Measurement uncertainty is particularly important when interpreting the result in relation to a decision threshold with consequences for the medical impact of patient care (haemoglobin level and transfusion, drug dosage and dosage adjustment, carbohydrate transferrin deficient (CDT) and driver’s license, etc.).
In practice, the calculation of uncertainty is based on the quadratic combination of 2 terms: imprecision and bias. For the bias, one can use the mean bias (with the standard deviation of the bias) or the maximum bias (35).
The MU shall be evaluated according to the clinical interpretation required by clinicians, taking into account the clinical needs as referred to in ISO 15189:2012 (3).
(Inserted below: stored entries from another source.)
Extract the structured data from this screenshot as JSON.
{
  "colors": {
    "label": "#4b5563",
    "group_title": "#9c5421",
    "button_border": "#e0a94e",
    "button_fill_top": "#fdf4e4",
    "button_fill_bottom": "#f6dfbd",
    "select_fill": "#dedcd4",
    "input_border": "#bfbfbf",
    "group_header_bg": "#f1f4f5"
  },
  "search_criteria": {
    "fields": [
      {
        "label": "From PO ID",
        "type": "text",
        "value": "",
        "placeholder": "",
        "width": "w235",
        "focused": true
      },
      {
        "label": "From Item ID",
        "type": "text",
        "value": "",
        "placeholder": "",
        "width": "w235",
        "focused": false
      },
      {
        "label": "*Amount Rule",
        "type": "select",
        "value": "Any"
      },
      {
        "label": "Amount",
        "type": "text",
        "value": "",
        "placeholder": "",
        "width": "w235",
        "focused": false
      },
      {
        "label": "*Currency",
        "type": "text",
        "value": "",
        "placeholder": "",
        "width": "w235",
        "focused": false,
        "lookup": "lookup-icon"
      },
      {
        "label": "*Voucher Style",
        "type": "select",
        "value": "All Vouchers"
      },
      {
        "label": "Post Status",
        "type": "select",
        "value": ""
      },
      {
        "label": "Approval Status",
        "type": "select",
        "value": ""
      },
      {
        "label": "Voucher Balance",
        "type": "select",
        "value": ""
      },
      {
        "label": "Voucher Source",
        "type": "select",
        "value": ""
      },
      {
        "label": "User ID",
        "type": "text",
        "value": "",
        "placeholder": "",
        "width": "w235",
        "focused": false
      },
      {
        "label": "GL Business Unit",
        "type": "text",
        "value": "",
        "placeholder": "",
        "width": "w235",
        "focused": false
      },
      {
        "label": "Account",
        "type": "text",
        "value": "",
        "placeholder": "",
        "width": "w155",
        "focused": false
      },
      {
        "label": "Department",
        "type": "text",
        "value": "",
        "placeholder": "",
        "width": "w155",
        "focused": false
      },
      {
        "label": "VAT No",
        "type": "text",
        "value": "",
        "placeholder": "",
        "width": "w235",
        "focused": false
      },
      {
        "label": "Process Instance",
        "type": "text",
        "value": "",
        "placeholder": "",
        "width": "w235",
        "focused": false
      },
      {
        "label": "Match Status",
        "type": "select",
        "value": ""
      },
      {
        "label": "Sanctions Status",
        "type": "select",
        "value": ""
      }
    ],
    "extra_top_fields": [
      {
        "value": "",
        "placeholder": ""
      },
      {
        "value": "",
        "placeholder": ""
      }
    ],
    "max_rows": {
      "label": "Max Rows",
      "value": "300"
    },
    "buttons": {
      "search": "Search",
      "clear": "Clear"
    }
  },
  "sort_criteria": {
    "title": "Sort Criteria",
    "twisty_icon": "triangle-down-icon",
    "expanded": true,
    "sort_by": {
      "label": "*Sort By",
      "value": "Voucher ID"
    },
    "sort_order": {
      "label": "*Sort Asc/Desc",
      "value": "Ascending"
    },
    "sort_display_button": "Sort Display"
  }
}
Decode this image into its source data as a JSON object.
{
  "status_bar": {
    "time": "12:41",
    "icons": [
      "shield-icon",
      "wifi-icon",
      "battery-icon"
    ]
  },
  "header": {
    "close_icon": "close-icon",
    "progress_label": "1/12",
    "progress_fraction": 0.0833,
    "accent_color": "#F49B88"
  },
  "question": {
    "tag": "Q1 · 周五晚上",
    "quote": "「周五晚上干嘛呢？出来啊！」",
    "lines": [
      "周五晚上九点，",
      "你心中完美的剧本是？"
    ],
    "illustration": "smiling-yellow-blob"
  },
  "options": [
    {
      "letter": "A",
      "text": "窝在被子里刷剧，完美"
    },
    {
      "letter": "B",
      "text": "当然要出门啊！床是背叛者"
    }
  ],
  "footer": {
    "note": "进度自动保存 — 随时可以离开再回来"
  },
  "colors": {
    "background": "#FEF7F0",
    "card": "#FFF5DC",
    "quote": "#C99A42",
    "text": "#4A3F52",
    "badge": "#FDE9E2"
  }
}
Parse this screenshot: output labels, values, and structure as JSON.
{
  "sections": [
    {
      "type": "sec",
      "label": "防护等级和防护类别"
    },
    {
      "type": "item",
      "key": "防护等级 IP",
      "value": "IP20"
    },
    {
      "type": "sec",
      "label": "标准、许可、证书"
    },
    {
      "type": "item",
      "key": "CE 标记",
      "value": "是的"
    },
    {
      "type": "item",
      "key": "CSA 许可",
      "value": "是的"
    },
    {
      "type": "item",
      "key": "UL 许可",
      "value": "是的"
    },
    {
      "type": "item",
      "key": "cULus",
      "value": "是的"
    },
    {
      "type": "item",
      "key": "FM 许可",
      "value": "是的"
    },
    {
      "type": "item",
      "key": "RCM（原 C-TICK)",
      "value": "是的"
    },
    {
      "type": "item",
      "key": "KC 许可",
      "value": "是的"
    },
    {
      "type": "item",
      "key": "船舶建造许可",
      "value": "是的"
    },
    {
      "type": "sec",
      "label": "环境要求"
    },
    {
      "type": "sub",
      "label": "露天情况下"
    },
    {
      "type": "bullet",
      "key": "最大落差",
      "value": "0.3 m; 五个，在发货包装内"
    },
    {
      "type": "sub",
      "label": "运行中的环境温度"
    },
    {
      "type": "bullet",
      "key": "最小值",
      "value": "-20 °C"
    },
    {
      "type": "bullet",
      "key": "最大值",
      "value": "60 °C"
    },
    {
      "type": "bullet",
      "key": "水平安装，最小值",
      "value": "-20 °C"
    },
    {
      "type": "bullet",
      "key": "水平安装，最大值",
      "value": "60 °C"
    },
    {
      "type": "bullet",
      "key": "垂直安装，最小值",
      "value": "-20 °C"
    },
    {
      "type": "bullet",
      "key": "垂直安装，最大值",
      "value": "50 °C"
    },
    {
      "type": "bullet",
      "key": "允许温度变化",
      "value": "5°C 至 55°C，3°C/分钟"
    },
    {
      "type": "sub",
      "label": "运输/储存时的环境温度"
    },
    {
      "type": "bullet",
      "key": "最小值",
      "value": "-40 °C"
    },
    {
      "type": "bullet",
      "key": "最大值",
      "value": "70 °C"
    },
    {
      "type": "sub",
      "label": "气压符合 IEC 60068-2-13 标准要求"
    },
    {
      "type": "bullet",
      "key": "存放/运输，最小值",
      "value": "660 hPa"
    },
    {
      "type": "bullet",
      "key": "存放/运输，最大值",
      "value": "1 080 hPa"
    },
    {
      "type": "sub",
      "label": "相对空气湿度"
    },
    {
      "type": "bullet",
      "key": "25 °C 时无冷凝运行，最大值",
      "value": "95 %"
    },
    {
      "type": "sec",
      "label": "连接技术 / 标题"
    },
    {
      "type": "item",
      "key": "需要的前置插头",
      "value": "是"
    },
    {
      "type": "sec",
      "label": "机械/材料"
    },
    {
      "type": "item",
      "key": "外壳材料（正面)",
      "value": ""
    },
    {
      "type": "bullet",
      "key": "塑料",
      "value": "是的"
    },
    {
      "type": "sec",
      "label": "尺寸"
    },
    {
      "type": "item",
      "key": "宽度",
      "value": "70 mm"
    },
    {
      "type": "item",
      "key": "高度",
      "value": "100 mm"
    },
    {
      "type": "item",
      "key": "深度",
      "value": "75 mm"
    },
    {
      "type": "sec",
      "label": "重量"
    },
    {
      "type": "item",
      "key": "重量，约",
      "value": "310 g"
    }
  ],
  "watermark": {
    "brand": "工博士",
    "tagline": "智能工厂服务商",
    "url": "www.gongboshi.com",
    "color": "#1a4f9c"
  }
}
If the two components of the measurement uncertainty (standard deviation and bias), monitored regularly have not changed, the monitoring can be spaced out. Nevertheless, the EQAs bodies that provide an estimate of the MU carry out an annual review with, above all, a comparison of all the participating laboratories. Finally, the choice of performance requirements is difficult: the total error is not rigorously statistically comparable and there is little other recent data in the literature. The monitoring of measurement uncertainties remains an internal tool based on the monitoring of the analytical performance of the parameters in practice (Table 31) (36, 37).
Point of care testing and quality controls
The risk analysis must be carried out specifically for these tests. In particular, take into account the volume of tests carried out and the use made of the results.
If the IQC can be used with POCT the recommendations are similar (Table 32).
This document is available free of charge and the authors have already received about a hundred suggestions for improvement from all types of French laboratories (University Hospitals (CHU), General hospital (CHG), reference laboratories, private laboratories). This document will be regularly revised to adapt to scientific and technical developments in test methods.
This document is intended to define a quality control strategy (IQC and EQA) based on a risk analysis and including the process of validation and/or continuous verification of the method. This strategy associated to statistical methods will be a help for the laboratories to provide expected reliable results meeting the needs for patient care.